The feedback from the staff involved shows that clinicians who engaged in restorative supervision were not only able to talk and share work concerns in a safe and confidential environment, but also recognised stressors at work and prioritised their own wellbeing through the use of better coping strategies. Addressing how participants respond emotionally to the work of caring for others and providing nurturing support can foster resilience, motivation and encouragement that can be drawn on in times of stress (Proctor, 1986). For many participants, the opportunity of reflecting and having time to create ‘headspace’ provided them with a goal and direction for their work and future career. The King's Fund report The Courage of Compassion (West et al, 2020) highlighted the importance of such supervision as essential for nurses and midwives to cope with the emotional challenges of their role, develop their reflective capabilities, and enable them to address professional challenges in new and innovative ways, contributing towards a healthy workplace culture. The feedback from the participants at the trust in question suggests that it could also contribute to career development and progression. By focusing on staff wellbeing there is an opportunity to improve the quality of care delivered, staff compassion and professionalism (West et al, 2020).

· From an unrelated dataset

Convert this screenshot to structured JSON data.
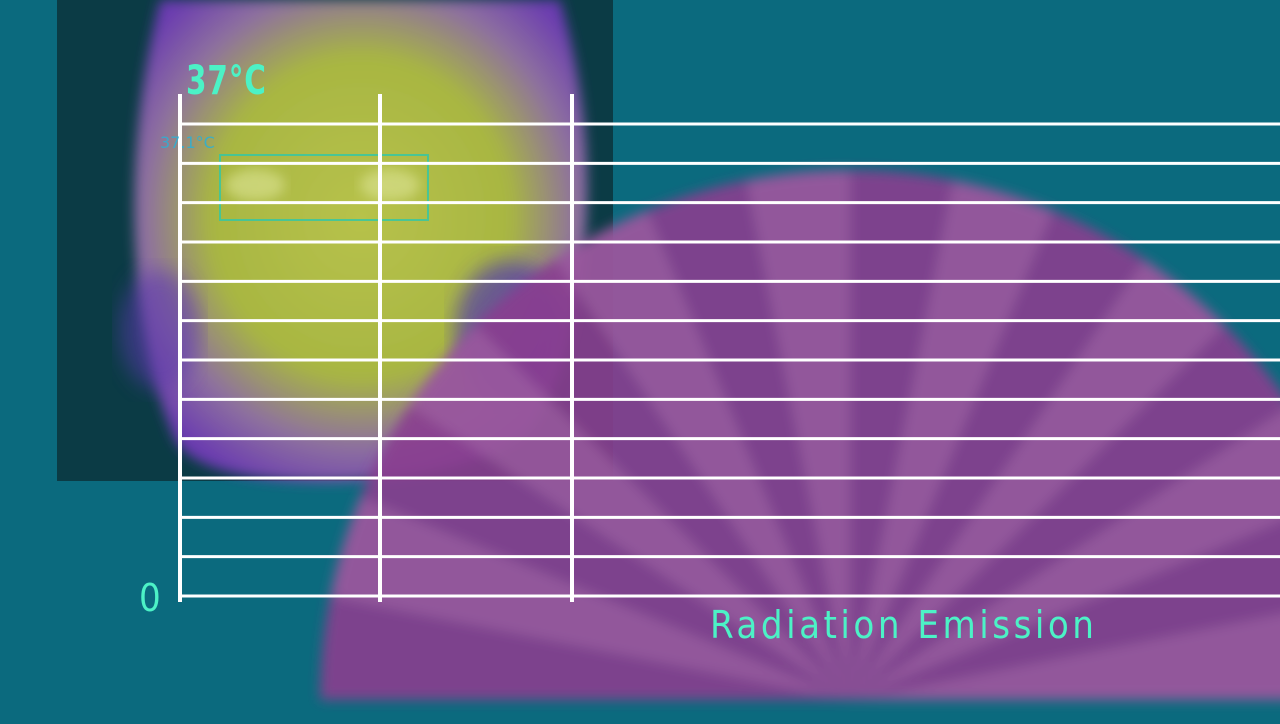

The train-the-trainer programme adopted in this organisation also means that this implementation model is likely to be more sustainable with the continual development of supervisors – creating more capacity for providing ongoing restorative support to the workforce. This programme could be adapted by other healthcare organisations wanting to support the health and wellbeing of their healthcare staff during such challenging times.
KEY POINTS
- The COVID-19 pandemic has had a significant impact on the mental health and wellbeing of healthcare staff
- Restorative clinical supervision is a type of reflective supervision that can reduce stress and burnout and increase compassion satisfaction in healthcare staff
- A cascade programme of restorative clinical supervision was implemented in a large London NHS trust
- Recipients of the programme have reported personal and professional benefits in relation to their wellbeing
- There is potential for other healthcare settings to use this model of supervision to support the health and wellbeing of their staff
CPD reflective questions
- How has the COVID-19 pandemic affected you and your colleagues?
- What do you do to maintain your own health and wellbeing?
- How do you think restorative clinical supervision can support you and your colleagues in the workplace?
- How could such a programme of restorative clinical supervision be implemented in your organisation?